In addition to our core summer project work, innovationREADY™ serves as an incubator for research, technology, and business innovation. The work crosses multiple State Farm departments, creating an inspired blend of business and technical disciplines. (More Info)
From summer and academic year internships, to our Modeling and Analytics Graduate Network (MAGNet), the work we do at the Research and Development Center holds real value for our business.
Tablet PC application development
State Farm is always interested in improving the effectiveness of mobile workers. The Systems (IT) Engineering area led an effort at the Research and Development Center that looked at simple conversions of applications to tablet PC technology. That research revealed that more work was needed to identify best practices for developing our tablet PC applications. After extensive online research, and discussions with end users and software companies, a prototype was created that demonstrated some of the key points learned.

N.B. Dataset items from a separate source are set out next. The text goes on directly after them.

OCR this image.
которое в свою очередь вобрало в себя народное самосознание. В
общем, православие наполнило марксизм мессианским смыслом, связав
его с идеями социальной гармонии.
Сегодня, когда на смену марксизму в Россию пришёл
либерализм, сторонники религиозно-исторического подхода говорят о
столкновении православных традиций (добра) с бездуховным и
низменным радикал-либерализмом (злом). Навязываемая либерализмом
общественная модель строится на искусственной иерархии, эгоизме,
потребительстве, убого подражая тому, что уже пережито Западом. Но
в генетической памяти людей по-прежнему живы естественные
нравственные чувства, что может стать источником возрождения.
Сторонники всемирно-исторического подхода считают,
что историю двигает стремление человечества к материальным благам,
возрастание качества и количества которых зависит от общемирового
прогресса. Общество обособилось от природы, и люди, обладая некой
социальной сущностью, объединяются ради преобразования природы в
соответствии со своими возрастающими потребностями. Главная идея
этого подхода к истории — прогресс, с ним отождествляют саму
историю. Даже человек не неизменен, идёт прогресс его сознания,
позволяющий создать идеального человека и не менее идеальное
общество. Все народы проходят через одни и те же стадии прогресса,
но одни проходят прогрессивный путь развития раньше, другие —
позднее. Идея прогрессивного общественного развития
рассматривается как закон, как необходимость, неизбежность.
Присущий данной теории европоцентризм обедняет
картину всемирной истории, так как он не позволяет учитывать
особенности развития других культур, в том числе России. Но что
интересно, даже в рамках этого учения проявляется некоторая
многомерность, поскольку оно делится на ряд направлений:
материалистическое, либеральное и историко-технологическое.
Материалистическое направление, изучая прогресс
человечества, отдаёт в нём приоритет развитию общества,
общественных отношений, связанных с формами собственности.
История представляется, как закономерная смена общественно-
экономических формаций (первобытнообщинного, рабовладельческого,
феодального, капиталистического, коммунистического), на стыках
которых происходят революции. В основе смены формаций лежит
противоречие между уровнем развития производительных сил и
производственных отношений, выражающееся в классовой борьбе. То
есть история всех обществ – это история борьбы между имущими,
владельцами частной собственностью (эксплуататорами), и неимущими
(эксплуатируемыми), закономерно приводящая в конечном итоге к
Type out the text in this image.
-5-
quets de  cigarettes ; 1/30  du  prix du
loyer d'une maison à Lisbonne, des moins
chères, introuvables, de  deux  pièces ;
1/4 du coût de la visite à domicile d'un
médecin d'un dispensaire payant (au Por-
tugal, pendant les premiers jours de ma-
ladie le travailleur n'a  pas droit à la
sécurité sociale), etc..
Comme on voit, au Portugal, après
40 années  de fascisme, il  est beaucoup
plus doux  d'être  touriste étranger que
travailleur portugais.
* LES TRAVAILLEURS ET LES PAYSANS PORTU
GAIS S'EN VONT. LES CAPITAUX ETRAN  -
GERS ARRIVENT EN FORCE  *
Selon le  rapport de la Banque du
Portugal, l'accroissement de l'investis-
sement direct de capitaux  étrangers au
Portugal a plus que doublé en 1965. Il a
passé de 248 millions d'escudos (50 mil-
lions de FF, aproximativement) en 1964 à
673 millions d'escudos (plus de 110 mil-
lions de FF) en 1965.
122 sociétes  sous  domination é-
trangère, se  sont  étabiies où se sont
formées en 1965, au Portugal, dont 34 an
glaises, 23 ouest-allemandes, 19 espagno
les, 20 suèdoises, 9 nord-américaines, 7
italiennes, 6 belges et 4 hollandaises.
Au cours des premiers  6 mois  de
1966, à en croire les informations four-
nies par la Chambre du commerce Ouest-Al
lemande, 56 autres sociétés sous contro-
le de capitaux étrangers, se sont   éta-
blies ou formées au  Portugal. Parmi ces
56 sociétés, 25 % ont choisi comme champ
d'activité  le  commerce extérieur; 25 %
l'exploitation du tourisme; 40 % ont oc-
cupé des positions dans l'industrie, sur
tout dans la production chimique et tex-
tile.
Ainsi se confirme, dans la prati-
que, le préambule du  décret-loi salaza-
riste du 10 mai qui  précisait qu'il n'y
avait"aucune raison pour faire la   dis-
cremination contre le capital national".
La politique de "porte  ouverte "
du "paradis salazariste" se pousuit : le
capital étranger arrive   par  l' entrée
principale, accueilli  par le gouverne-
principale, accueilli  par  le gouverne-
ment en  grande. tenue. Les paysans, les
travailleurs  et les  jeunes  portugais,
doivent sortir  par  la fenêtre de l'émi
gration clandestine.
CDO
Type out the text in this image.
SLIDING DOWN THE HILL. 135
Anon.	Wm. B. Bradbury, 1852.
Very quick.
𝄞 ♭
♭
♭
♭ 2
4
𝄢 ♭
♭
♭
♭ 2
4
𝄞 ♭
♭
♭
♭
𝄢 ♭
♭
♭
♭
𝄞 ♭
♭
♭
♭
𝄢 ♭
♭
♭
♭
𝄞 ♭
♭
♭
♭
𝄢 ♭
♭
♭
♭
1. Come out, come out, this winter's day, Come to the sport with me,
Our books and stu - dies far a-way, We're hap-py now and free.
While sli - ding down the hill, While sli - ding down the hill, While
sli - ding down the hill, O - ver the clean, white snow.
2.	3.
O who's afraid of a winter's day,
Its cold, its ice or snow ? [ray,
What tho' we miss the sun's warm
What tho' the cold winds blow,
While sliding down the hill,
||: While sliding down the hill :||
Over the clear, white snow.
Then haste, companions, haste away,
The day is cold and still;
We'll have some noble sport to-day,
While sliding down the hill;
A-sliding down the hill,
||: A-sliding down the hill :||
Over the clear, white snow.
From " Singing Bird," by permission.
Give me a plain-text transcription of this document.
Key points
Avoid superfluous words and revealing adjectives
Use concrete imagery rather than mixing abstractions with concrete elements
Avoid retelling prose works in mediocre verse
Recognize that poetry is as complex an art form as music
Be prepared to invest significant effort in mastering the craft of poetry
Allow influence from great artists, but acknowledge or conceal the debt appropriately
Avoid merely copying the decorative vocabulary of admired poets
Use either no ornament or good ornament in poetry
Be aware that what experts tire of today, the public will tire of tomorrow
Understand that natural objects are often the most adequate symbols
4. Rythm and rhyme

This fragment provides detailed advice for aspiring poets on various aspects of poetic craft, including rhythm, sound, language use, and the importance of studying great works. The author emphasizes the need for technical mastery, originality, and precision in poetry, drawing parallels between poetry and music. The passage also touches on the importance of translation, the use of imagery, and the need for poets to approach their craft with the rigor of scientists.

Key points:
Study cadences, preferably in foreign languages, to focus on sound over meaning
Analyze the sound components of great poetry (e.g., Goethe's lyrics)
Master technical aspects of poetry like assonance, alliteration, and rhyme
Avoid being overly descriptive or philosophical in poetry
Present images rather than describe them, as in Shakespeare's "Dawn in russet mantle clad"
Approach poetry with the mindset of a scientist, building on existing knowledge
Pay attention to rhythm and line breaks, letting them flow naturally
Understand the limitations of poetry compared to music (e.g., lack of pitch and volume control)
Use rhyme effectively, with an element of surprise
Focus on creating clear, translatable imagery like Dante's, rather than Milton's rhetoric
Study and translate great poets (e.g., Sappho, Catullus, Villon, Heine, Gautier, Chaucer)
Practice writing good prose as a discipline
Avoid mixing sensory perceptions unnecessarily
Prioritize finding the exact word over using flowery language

An intern continues to research practices for making more efficient tablet PC applications, and will create a full conceptual prototype of an existing application utilized by mobile workers. Feedback on the prototype will further refine the recommendations for integration of such applications for State Farm's mobile workforce.
Auto ratemaking analysis
The Property and Casualty Actuarial Department sought the help of the Research and Development Center and its actuarial interns to help analyze geographic ratemaking techniques used for auto insurance. Results of the analysis were used to help create changes incorporated into a rate filing with the Florida Office of Insurance Regulation. The Florida filing was approved and the new geographic structure implemented into auto insurance rates there.
Modular housing project
The Building Technology Research division of Strategic Resources conducted a project at the Research and Development Center focused on better understanding the modular housing market. The purpose of the study was to expand knowledge of the modular home market and determine what drivers are involved in this housing sector. Through primary and secondary research, literature review, and other research methods, the following questions were answered:
- Where are modular manufacturers predominantly located?
- Where are modular homes predominantly located?
- Where is the modular home market share coming from?
- Who buys modular homes?
- How much does an average modular home cost?
- Do modular homeowners face challenges with insurance?
- How might a State Farm agent differentiate between a stick-built home and a modular home (and does it matter)?
- What's the future outlook for the modular housing market?